Worldwide Connectedness and grassroots Democracy 

The United Methodist Church (UMC) is a global church. 12 million people are part of the UMC across the globe. All committees of our church are elected democtratically, from local parish up to the highest Level: The General Conference. 
All ministries are open to men and women. All decisions are taken mutually by lays and pastors. Elected Bishops supervize geographic regions and conduct Annual Conferences without themselves having voting power at these Conferences. 

Theology and Understanding of the Church

The basics of life and ministry of the UMC is the Gospel of the Bible. The Church has a sophisticated understanding of the bible, which combines tradition, reason in the way of common sense and personal everyday experience. This Comes along with a great freedom for personal confession in everyday life through a faith which is active in Love. (In der Liebe tätig sein)
The UMC explicitly wants to facilitate and bear up this variety. Church founder John Wesley said: "In all questions which do not hit the roots of Christianity, we stick to the rule: Think and let think! The UMC still is a missionary Church that invites people into a personal relationship to God. A Person who testifies his/her faith in front of his Church becomes a member of the Church. All Methodists and Methodist parishes are part of a worldwide network and take charge for each other. Wesley called this system of attachment: Connexion. It characterizes the structur of our church. The Leadership of the UMC are equally formed by lay people and pastory. 

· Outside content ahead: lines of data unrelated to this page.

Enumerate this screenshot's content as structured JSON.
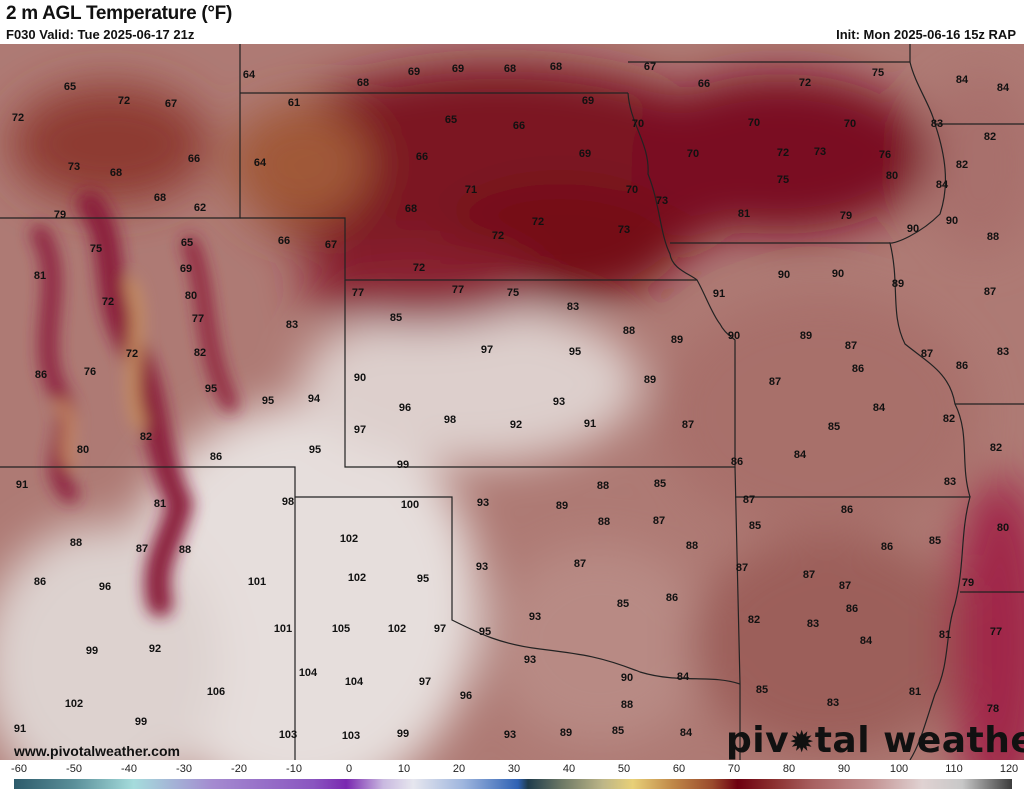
{
  "header": {
    "title": "2 m AGL Temperature (°F)",
    "valid": "F030 Valid: Tue 2025-06-17 21z",
    "init": "Init: Mon 2025-06-16 15z RAP"
  },
  "map": {
    "units": "°F",
    "station_values": [
      65,
      72,
      67,
      72,
      66,
      73,
      68,
      68,
      62,
      79,
      75,
      65,
      66,
      67,
      69,
      81,
      80,
      72,
      77,
      83,
      72,
      82,
      86,
      76,
      95,
      95,
      94,
      82,
      80,
      86,
      95,
      91,
      81,
      98,
      88,
      87,
      88,
      86,
      96,
      101,
      99,
      92,
      106,
      102,
      99,
      91,
      103,
      103,
      99,
      64,
      68,
      69,
      69,
      68,
      68,
      61,
      69,
      65,
      66,
      66,
      69,
      64,
      71,
      70,
      73,
      68,
      72,
      72,
      73,
      72,
      77,
      77,
      75,
      83,
      85,
      88,
      89,
      97,
      95,
      90,
      89,
      96,
      93,
      98,
      92,
      91,
      97,
      87,
      99,
      67,
      66,
      72,
      75,
      84,
      84,
      70,
      70,
      70,
      83,
      82,
      70,
      72,
      73,
      76,
      82,
      75,
      80,
      84,
      81,
      79,
      90,
      90,
      88,
      90,
      90,
      91,
      89,
      87,
      90,
      89,
      87,
      87,
      83,
      86,
      86,
      87,
      84,
      82,
      85,
      82,
      86,
      84,
      83,
      93,
      100,
      89,
      88,
      85,
      87,
      86,
      88,
      87,
      85,
      80,
      102,
      88,
      86,
      85,
      93,
      102,
      95,
      87,
      87,
      87,
      87,
      79,
      85,
      86,
      86,
      93,
      101,
      105,
      102,
      97,
      95,
      82,
      83,
      84,
      81,
      77,
      93,
      104,
      104,
      97,
      96,
      90,
      84,
      85,
      81,
      88,
      83,
      78,
      93,
      89,
      85,
      84
    ]
  },
  "footer": {
    "website": "www.pivotalweather.com",
    "logo_text": "pivotal weather"
  },
  "colorbar": {
    "ticks": [
      "-60",
      "-50",
      "-40",
      "-30",
      "-20",
      "-10",
      "0",
      "10",
      "20",
      "30",
      "40",
      "50",
      "60",
      "70",
      "80",
      "90",
      "100",
      "110",
      "120"
    ],
    "range": [
      -60,
      120
    ],
    "colors": {
      "cold": "#2d5b6b",
      "freezing": "#7a28b0",
      "warm": "#e8d078",
      "hot_red": "#6e0010",
      "very_hot": "#e0d2d2",
      "max": "#3c3c3c"
    }
  }
}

Proclamation connected to diaconia

Methodist proclamation aims for change in personal life and in the society. This opens our eyes towards the poor, the disfranchised, the neglegted of our society. Methodists played an important role in ending slavery in England 200 y ears ago.
In 1908 the church passed a statement about social issues: "We see the natural world as God's creation and seek ist preservation, improvement and faithful use through humanity." In 1946 Social Principles it sais: "We assure that in God's eyes, all people are equally valuable, and therefore we work towards a community in which the value of each human being is respected, kept and strengthened." 
These commitments are not empty words. Homes for Elderly people, Hospitals, a socio-therapeutic home, accommodation for Holiday camps and hotels are signs of the ministry of the Church towards society. Also Local churches are commited in their neighborhoods, e.g. with visits to elderly or lonely people lunch tables, work with children and youth, day care centers and work with marginalized people.